At Prospekt Svobody (the Avenue of Freedom), Russian-speaking female refugees from the east push their prams past the Opera House. It’s where — when we were both young men — my cousin and I watched the Lenin monument come down in 1990. Somewhere, I still have a piece of marble we grabbed that day to mark the death of old ways.
There is a sense of that this place in now in another chapter of its own epic — a chapter that is awful but also necessary in the arc of this nation’s story.
Since the beginning of the full-scale invasion, funerals of soldiers are a very often occurrence at the Garrison Church. Lviv people solemnly mark the passing of their sons, husbands, brothers, friends and neighbours. They kneel on Pekarska Vulytsia (the Bakers’ Street) as corteges rattle up the cobblestones to the Lychakiv Cemetery where countless patriots and heroes from Ukraine’s previous wars and bloody history lie buried. It has been remarked by others that Ukrainians understand death and suffering, and maybe that’s a strength for their survival now.

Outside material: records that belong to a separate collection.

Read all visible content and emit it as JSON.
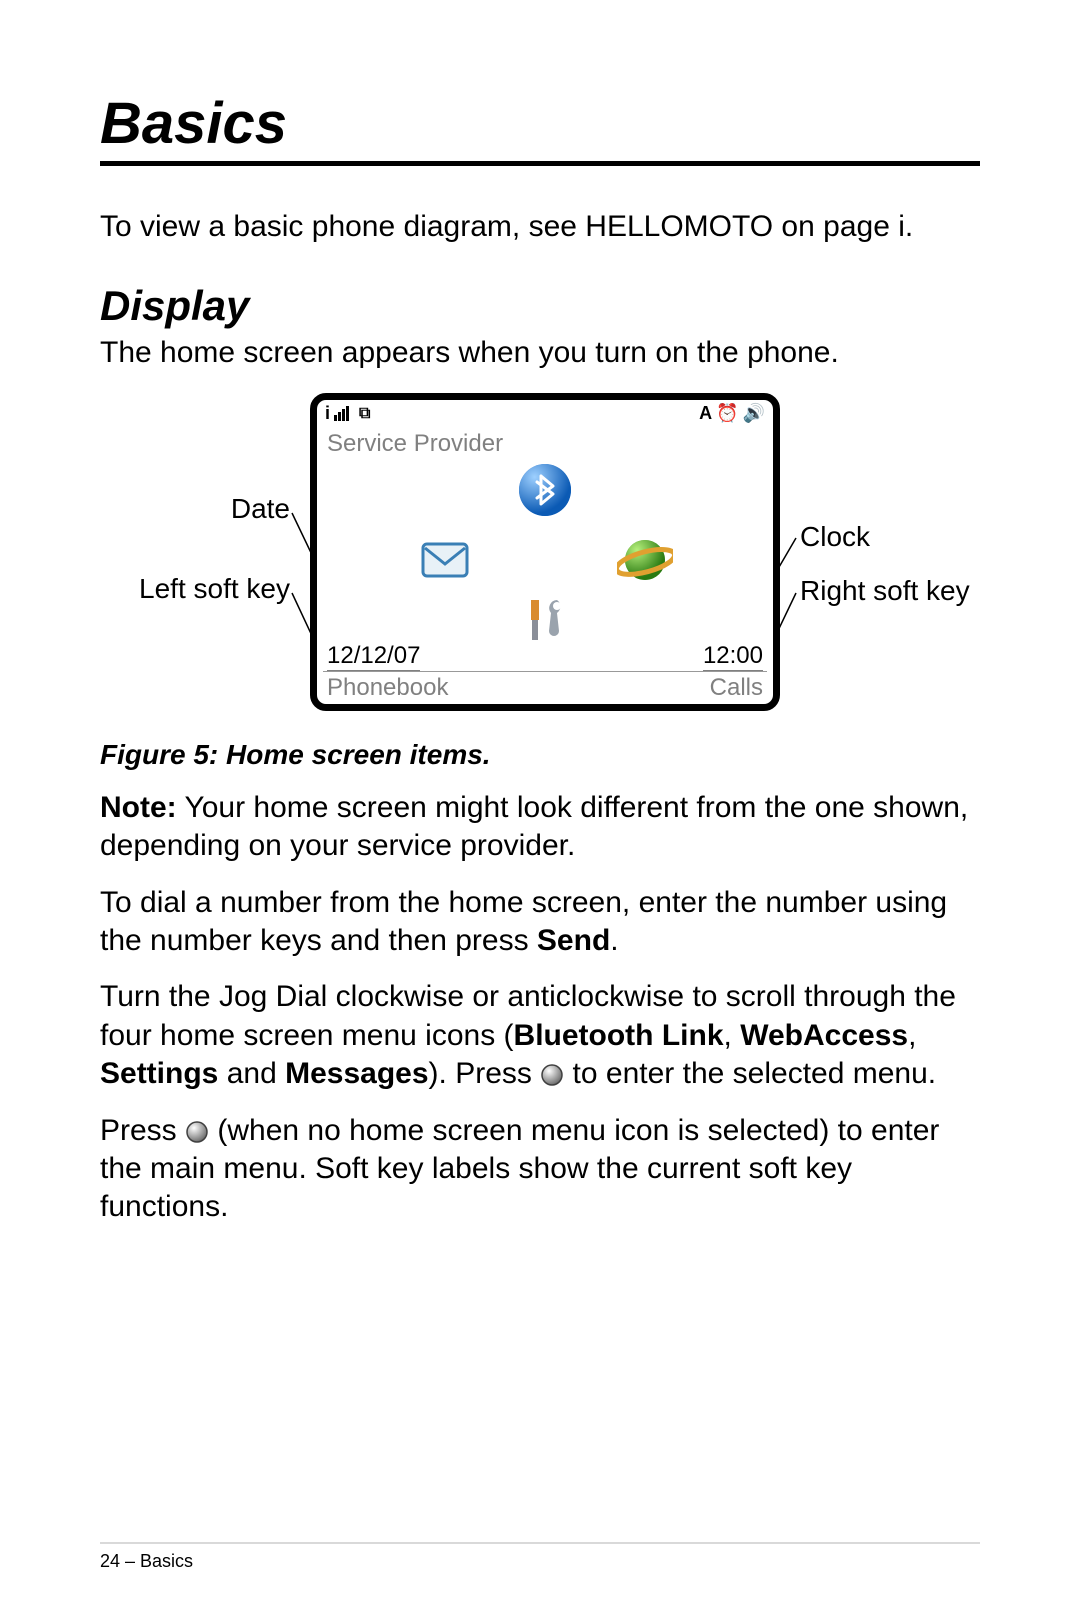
{
  "chapter_title": "Basics",
  "intro_line": "To view a basic phone diagram, see HELLOMOTO on page i.",
  "section_title": "Display",
  "section_lead": "The home screen appears when you turn on the phone.",
  "figure": {
    "callouts": {
      "date": "Date",
      "left_soft_key": "Left soft key",
      "clock": "Clock",
      "right_soft_key": "Right soft key"
    },
    "screen": {
      "status_left": "",
      "status_right": "A",
      "service_provider": "Service Provider",
      "date": "12/12/07",
      "time": "12:00",
      "left_softkey": "Phonebook",
      "right_softkey": "Calls"
    },
    "caption": "Figure 5: Home screen items."
  },
  "note_prefix": "Note:",
  "note_body": " Your home screen might look different from the one shown, depending on your service provider.",
  "dial_line_1": "To dial a number from the home screen, enter the number using the number keys and then press ",
  "dial_send": "Send",
  "dial_line_1_suffix": ".",
  "jog_line_a": "Turn the Jog Dial clockwise or anticlockwise to scroll through the four home screen menu icons (",
  "jog_bold_1": "Bluetooth Link",
  "jog_sep1": ", ",
  "jog_bold_2": "WebAccess",
  "jog_sep2": ", ",
  "jog_bold_3": "Settings",
  "jog_sep3": " and ",
  "jog_bold_4": "Messages",
  "jog_line_b": "). Press ",
  "jog_line_c": " to enter the selected menu.",
  "press_line_a": "Press ",
  "press_line_b": " (when no home screen menu icon is selected) to enter the main menu. Soft key labels show the current soft key functions.",
  "footer": "24 – Basics"
}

As the funeral processions pass, I have watched as those Ukrainians stand up and wipe their knees. Perhaps, they then go to work. Or, to visit at friends’ houses, or to take care of errands. Just as some of their countrymen fall, they keep going. And even as the epic continues around them, they write their own small stories of normalcy and humanity. Stories I hope to convey on this trip.
The duty that has come to me is simple. To listen and to share. To hear how this war has changed people and to let other humans know about that. Because I believe that in that process there’s something that’s important, even if I’m not always sure exactly what. Maybe, it’s what the priest said today at the Garrison Church: ‘Faith is to do’.